Alaska Energy Authority Giving Out Grants For Long Distance Electric-Power Stations

During the days of the Alaska Gold Rush and beyond, entrepreneurs  set up their small log-and-canvas roadhouses along the Valdez Trail. Beca...

During the days of the Alaska Gold Rush and beyond, entrepreneurs  set up their small log-and-canvas roadhouses along the Valdez Trail. Because the trail was used by walkers, horseback riders – and even bicyclists – the businesses had to be relatively close together.  Roadhouses  were often within an easy walk from the next one up the trail  – 5 or 10 miles. 

For a horse on the trail, "fuel" was hay. Many roadhouses had hay fields nearby, operated by the lodge owner, and, in addition to lodging, roadhouses also provided hay for the horses: the gasoline of early Alaska. 

Today, there is a parallel to this entire concept. Not on our side of the state, where the Valdez Trail originally came through before being replaced by the Richardson – but over on the Parks Highway. 

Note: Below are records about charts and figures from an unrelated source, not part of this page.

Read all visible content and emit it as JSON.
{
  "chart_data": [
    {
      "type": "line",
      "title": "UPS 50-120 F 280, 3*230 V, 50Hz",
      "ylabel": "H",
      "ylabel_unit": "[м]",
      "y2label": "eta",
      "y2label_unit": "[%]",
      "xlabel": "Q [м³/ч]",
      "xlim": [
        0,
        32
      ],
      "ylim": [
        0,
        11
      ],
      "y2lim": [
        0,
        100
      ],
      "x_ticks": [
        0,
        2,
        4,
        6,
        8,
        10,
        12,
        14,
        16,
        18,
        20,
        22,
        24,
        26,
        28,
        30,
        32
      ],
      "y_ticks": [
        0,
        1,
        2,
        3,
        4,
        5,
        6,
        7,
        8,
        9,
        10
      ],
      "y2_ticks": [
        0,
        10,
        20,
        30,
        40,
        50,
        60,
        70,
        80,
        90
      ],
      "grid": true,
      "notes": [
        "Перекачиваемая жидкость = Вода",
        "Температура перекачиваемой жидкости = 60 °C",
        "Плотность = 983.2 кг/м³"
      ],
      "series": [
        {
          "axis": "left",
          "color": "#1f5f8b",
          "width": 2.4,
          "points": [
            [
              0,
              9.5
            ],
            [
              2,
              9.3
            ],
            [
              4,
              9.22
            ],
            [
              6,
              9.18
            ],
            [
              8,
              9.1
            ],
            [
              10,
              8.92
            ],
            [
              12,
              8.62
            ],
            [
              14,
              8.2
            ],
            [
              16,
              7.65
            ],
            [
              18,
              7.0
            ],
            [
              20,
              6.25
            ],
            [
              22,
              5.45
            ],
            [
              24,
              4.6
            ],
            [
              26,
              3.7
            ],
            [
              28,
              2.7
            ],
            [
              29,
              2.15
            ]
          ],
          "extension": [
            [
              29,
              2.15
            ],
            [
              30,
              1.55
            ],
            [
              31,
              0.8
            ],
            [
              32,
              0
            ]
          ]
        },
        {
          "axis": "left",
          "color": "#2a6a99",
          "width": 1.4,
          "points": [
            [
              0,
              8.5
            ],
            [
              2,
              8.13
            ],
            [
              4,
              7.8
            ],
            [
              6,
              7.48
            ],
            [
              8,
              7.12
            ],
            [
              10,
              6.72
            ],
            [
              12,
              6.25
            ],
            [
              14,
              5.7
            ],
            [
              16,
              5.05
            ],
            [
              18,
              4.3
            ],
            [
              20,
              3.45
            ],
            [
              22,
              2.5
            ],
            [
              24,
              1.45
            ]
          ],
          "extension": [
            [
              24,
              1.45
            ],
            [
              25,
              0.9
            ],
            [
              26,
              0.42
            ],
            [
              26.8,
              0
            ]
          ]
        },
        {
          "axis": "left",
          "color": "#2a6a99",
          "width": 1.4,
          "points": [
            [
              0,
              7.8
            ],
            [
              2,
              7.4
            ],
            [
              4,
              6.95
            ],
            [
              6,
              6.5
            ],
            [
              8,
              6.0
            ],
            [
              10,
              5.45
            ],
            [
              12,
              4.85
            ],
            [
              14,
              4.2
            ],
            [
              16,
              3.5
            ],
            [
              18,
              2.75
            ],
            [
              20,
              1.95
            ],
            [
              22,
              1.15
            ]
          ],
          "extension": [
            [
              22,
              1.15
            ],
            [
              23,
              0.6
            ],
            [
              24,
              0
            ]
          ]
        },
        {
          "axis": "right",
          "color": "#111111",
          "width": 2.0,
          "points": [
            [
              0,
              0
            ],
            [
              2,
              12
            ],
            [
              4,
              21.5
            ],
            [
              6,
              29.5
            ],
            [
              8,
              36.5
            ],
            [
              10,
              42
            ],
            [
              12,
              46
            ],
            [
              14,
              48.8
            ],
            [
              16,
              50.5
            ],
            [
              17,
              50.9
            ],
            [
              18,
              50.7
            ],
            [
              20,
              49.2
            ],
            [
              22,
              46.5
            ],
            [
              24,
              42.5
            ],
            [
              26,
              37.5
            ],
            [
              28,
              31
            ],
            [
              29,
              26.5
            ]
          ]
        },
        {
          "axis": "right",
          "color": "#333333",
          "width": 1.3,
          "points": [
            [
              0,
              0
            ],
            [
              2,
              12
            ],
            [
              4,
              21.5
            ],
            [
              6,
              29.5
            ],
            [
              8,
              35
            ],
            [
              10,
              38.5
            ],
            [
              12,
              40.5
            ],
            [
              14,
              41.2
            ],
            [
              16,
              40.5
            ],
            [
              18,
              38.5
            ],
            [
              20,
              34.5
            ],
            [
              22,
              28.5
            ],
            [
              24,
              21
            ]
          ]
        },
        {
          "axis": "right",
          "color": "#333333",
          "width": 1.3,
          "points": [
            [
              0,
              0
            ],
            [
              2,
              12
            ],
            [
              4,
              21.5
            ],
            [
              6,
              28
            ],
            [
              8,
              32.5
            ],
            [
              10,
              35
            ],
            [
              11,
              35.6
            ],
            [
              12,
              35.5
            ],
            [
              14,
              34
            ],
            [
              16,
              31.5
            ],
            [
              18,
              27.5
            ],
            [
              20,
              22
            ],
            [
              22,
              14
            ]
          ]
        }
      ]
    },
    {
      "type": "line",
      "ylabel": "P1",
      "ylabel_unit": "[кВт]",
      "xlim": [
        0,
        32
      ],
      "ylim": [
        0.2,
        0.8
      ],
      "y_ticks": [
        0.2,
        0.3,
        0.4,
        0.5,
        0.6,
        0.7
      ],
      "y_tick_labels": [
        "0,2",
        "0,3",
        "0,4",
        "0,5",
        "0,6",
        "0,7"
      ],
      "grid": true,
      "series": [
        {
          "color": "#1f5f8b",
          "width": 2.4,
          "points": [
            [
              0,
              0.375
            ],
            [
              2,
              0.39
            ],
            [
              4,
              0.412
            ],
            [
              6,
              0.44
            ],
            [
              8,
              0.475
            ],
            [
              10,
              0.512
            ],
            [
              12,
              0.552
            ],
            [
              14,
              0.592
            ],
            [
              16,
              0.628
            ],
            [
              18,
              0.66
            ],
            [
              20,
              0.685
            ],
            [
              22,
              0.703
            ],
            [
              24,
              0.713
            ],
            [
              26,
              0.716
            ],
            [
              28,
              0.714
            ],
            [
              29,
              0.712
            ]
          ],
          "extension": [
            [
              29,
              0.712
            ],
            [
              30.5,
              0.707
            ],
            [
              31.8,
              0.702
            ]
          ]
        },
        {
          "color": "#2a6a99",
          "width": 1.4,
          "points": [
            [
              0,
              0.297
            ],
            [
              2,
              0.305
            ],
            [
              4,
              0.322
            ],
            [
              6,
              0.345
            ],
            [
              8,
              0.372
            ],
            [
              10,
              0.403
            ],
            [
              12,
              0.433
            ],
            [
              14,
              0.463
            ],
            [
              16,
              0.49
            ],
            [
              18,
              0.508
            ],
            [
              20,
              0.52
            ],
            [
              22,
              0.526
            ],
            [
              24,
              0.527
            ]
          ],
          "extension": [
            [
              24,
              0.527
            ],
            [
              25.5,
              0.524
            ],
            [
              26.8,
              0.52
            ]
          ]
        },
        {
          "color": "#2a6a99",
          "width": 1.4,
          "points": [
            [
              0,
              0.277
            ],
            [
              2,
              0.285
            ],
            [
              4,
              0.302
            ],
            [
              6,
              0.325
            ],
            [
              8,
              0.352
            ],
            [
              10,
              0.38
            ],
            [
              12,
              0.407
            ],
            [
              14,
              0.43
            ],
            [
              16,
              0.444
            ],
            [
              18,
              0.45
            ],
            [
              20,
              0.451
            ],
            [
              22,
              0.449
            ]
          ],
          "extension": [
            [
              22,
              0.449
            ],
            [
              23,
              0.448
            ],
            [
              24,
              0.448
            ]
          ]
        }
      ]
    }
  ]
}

Today, fuel is available up and down Alaska's highways in the form of gasoline at local gas stations. But next year there may be something new: a series of electrical recharging points along the Seward and Parks Highways. 

The Alaska Energy Authority is giving out a total of $1 million in grants to help "Railbelt" businesses install electric vehicle chargers. 

The Railbelt is said to start in Seward. It goes all the way to Fairbanks, and grant recipients include the Seward Chamber of Commerce and Three Bears in Healy, according to a story in Alaska Public Media.

This rush for electrical recharging hookups comes as the country begins to seriously look to brand-new electric cars and trucks as a powerful tie to the future.  

The Ford F-150 has been the best-selling truck in America for the past 44 years. In 2022, the Ford F-150 is going all-electric. 

Pickups are extremely popular in Alaska. Many Anchorage residents have several vehicles. They own a small, snappy vehicle for driving around town – but they also have a large trailer-hauling pickup for their adventures out on Alaska's roads. Like an F-150. 

Right now, you can't drive a huge electric pickup from Anchorage to Fairbanks without recharging the car. The only solution is to add electric charging to the mix along Alaska's  highways, just like gas stations – and before that, those big, predictably placed hay fields. 

Surprisingly, the Alaska Energy Authority is losing no time to get electrical charging up and running. 

Grant recipients who may be running these new electrical charging points on the Railbelt are at places around 50 to 100 miles apart. It's like the distances between lodges over a hundred years ago – only farther away from each other, of course. And no agricultural or hay-growing skills needed.